It is an extraordinary amount of money. For most people there is something vaguely disturbing about the idea that AIB can make a profit of €1.4 billion, which equates to something close to €4 million a day.Admiration for Mr Michael Buckley and his team is tinged with a certain concern that we might be overpaying for our banking services. Such suspicions are always bubbling away in the background given the dominance of the market here by AIB and Bank of Ireland.
The Republic remains the single most important market for AIB. It accounts for almost one-third of the bank's income, but nearer half of its pre-tax profits. The strong performance of the home operation compensates to a certain extent for the less profitable ventures into capital markets, Poland and of course the United States. That said, the bank's domestic operation is no more profitable than its UK arm, which includes Northern Ireland.

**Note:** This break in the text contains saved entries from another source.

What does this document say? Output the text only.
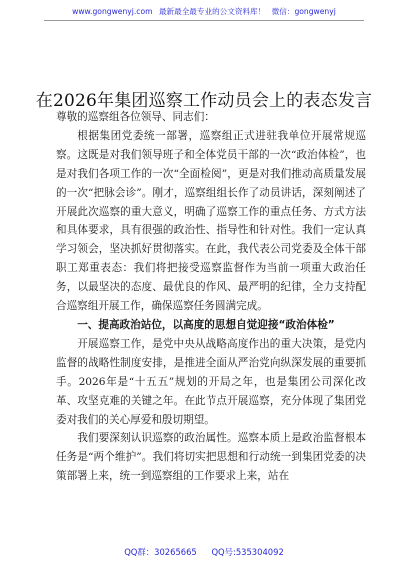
www.gongwenyj.com 最新最全最专业的公文资料库！ 微信：gongwenyj
在2026年集团巡察工作动员会上的表态发言

尊敬的巡察组各位领导、同志们：

根据集团党委统一部署，巡察组正式进驻我单位开展常规巡察。这既是对我们领导班子和全体党员干部的一次“政治体检”，也是对我们各项工作的一次“全面检阅”，更是对我们推动高质量发展的一次“把脉会诊”。刚才，巡察组组长作了动员讲话，深刻阐述了开展此次巡察的重大意义，明确了巡察工作的重点任务、方式方法和具体要求，具有很强的政治性、指导性和针对性。我们一定认真学习领会，坚决抓好贯彻落实。在此，我代表公司党委及全体干部职工郑重表态：我们将把接受巡察监督作为当前一项重大政治任务，以最坚决的态度、最优良的作风、最严明的纪律，全力支持配合巡察组开展工作，确保巡察任务圆满完成。

一、提高政治站位，以高度的思想自觉迎接“政治体检”

开展巡察工作，是党中央从战略高度作出的重大决策，是党内监督的战略性制度安排，是推进全面从严治党向纵深发展的重要抓手。2026年是“十五五”规划的开局之年，也是集团公司深化改革、攻坚克难的关键之年。在此节点开展巡察，充分体现了集团党委对我们的关心厚爱和殷切期望。

我们要深刻认识巡察的政治属性。巡察本质上是政治监督根本任务是“两个维护”。我们将切实把思想和行动统一到集团党委的决策部署上来，统一到巡察组的工作要求上来，站在

QQ群：30265665 QQ号:535304092
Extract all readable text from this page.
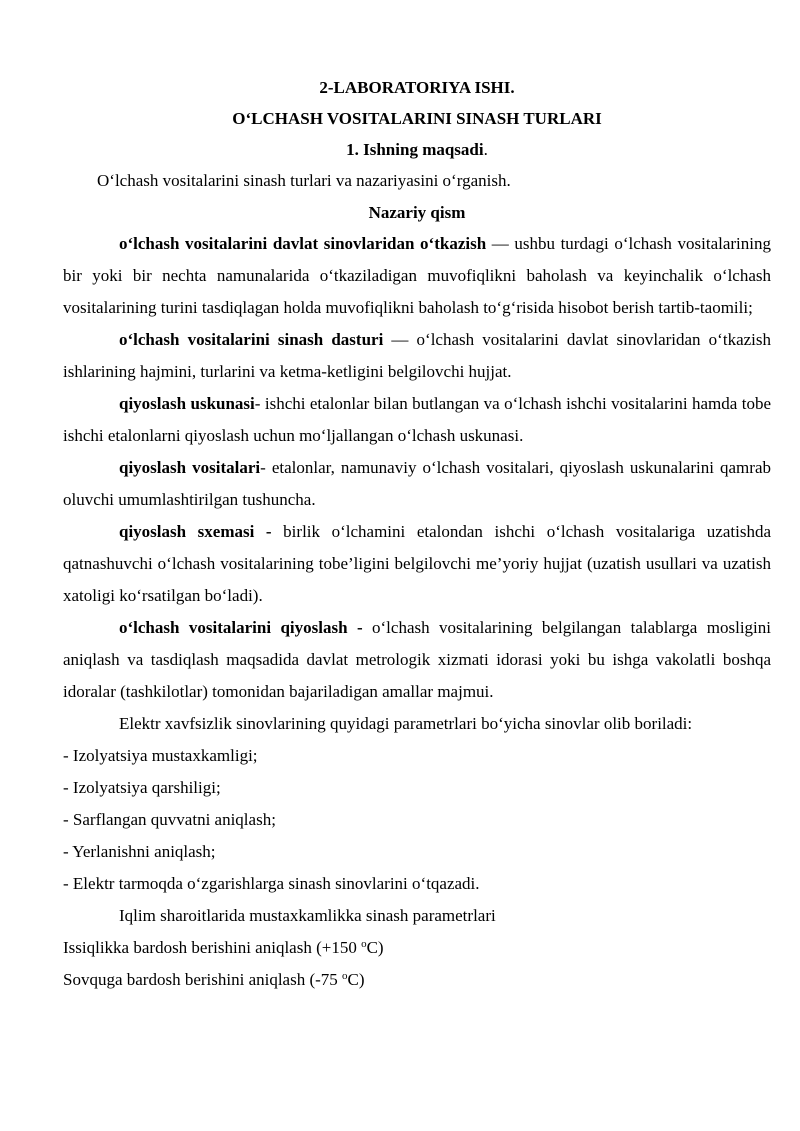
2-LABORATORIYA ISHI.

O‘LCHASH VOSITALARINI SINASH TURLARI

1. Ishning maqsadi.

O‘lchash vositalarini sinash turlari va nazariyasini o‘rganish.

Nazariy qism

o‘lchash vositalarini davlat sinovlaridan o‘tkazish — ushbu turdagi o‘lchash vositalarining bir yoki bir nechta namunalarida o‘tkaziladigan muvofiqlikni baholash va keyinchalik o‘lchash vositalarining turini tasdiqlagan holda muvofiqlikni baholash to‘g‘risida hisobot berish tartib-taomili;

o‘lchash vositalarini sinash dasturi — o‘lchash vositalarini davlat sinovlaridan o‘tkazish ishlarining hajmini, turlarini va ketma-ketligini belgilovchi hujjat.

qiyoslash uskunasi- ishchi etalonlar bilan butlangan va o‘lchash ishchi vositalarini hamda tobe ishchi etalonlarni qiyoslash uchun mo‘ljallangan o‘lchash uskunasi.

qiyoslash vositalari- etalonlar, namunaviy o‘lchash vositalari, qiyoslash uskunalarini qamrab oluvchi umumlashtirilgan tushuncha.

qiyoslash sxemasi - birlik o‘lchamini etalondan ishchi o‘lchash vositalariga uzatishda qatnashuvchi o‘lchash vositalarining tobe’ligini belgilovchi me’yoriy hujjat (uzatish usullari va uzatish xatoligi ko‘rsatilgan bo‘ladi).

o‘lchash vositalarini qiyoslash - o‘lchash vositalarining belgilangan talablarga mosligini aniqlash va tasdiqlash maqsadida davlat metrologik xizmati idorasi yoki bu ishga vakolatli boshqa idoralar (tashkilotlar) tomonidan bajariladigan amallar majmui.

Elektr xavfsizlik sinovlarining quyidagi parametrlari bo‘yicha sinovlar olib boriladi:

- Izolyatsiya mustaxkamligi;

- Izolyatsiya qarshiligi;

- Sarflangan quvvatni aniqlash;

- Yerlanishni aniqlash;

- Elektr tarmoqda o‘zgarishlarga sinash sinovlarini o‘tqazadi.

Iqlim sharoitlarida mustaxkamlikka sinash parametrlari

Issiqlikka bardosh berishini aniqlash (+150 $^o$C)

Sovquga bardosh berishini aniqlash (-75 $^o$C)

What is clear from the record figures published yesterday is that AIB - and by extension the financial services industry - is still reaping the benefits of the economic boom. The resilience of consumer confidence in the face of the economic slowdown was a major contributor to the bank's performance last year.
The bank also paid some €306 million to the Exchequer in taxes. Significant though this sum may be, it is modest in terms of what AIB would pay if based elsewhere. Along with the rest of Irish industry the banks have benefited from the Government's decision to bring corporation tax down to 12.5 per cent in anticipation of the abolition of the special 10 per cent incentive rate. It has been the bank's good fortune that this change coincided with a period of record profitability driven by the Republic's exceptional economic performance.
Yesterday's results should silence the bank's grumbling about the €100 million a year levy imposed on them by the Minister for Finance last December.